The yield on the bonds jumped by 84 basis points or 0.84 percentage point, to 17.33 per cent, representing the highest level on a closing basis since June 2009.

Concern is mounting that an appeals court order forcing Argentina to pay hedge fund Elliott Management Corporation and other holdout creditors in full would prompt the country to halt payments on the notes from the 2005 and 2010 restructurings.

An attorney for Argentina told the appeals court in February that the nation would not obey a lower court order to pay the holdouts the full amount, which totals more than $1bn.

The lower court order forbids Argentina from servicing the restructured bonds without paying the holdout creditors, meaning an upholding of the full payment ruling could trigger a new default.

“The Argentines made no compromises” in their new payment offer, said Eric Fine, who helps oversee about $5bn of emerging market assets at Van Eck Global in New York. They are “playing for either delay or confrontation, neither of which is positive.”

The South American nation filed its payment proposal on March 29, an hour before a deadline was set to expire, in a bid to get the appeals court to strike down the lower court’s payment order.

Economy Minister, Mr. Hernan Lorenzino, told reporters March 30 in Buenos Aires that the offer satisfies the request of the court to treat bondholders equally.

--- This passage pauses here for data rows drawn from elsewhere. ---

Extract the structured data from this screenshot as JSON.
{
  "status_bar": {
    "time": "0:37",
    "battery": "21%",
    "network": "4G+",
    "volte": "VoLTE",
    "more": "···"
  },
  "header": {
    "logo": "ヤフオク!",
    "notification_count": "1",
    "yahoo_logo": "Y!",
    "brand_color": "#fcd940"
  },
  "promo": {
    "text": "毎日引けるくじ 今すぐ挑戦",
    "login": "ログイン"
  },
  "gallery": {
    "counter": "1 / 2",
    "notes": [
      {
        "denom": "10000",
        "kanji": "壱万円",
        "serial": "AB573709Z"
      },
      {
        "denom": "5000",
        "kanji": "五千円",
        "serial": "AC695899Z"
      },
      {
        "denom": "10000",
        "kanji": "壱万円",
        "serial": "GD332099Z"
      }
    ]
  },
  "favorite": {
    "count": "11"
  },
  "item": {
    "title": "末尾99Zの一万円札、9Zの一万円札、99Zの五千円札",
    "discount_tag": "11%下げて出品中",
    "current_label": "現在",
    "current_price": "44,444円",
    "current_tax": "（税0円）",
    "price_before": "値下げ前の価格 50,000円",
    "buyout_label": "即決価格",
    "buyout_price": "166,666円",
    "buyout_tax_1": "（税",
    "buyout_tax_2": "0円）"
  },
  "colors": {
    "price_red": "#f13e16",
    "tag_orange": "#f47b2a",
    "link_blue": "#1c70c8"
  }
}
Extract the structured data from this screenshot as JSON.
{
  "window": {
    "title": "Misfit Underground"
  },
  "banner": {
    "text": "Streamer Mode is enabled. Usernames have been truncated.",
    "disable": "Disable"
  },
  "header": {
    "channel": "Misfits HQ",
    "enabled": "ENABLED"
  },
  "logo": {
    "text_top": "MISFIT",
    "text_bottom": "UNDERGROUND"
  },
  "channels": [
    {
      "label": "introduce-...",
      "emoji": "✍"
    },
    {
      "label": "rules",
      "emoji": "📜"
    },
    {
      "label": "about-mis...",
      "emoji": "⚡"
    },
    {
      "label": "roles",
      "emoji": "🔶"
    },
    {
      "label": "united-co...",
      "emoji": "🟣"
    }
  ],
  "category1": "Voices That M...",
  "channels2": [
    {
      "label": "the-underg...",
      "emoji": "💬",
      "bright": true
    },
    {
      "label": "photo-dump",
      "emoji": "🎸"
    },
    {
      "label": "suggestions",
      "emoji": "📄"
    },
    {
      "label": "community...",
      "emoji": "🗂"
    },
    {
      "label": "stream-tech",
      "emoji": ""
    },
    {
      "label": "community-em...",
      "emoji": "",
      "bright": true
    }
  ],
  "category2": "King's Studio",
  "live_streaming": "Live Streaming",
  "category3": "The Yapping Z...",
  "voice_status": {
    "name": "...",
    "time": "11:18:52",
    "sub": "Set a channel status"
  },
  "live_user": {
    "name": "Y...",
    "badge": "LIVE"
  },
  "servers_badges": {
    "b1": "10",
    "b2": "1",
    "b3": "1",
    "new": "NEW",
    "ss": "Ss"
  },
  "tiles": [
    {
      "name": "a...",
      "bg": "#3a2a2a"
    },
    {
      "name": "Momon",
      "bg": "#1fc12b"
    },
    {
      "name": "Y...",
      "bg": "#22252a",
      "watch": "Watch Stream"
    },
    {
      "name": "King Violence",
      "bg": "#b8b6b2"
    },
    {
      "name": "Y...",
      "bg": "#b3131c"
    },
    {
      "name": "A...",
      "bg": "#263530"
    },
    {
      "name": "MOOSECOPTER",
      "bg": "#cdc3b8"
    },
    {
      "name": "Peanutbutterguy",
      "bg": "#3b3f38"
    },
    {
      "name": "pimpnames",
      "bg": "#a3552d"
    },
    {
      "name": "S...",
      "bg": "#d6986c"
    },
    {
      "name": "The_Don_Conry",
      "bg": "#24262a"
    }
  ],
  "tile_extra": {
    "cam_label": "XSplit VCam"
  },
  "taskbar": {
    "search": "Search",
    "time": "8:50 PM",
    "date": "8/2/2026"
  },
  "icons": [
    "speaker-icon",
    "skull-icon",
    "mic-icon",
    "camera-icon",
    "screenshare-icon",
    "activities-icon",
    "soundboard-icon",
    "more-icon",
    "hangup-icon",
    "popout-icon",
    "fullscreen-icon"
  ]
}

“The proposal could be characterized as a simple ‘carbon copy’ of the 2010 restructuring offer,” Vladimir Werning, an economist at JPMorgan Chase & Company wrote in a note to clients. “We do not anticipate the judges to support the ‘cram down’ being requested by Argentina.”

Argentine bonds had rallied by 2.3 per cent on March 28 on speculation that President Cristina Fernandez de Kirchner would make an improved offer to holdouts that included past-due interest on the defaulted bonds.

 In the country’s 2010 restructuring, investors’ eligible claims were limited to principal and interest accrued on the defaulted securities until the end of 2001. The government halted payments on $95bn of bonds late that year, marking a record sovereign default.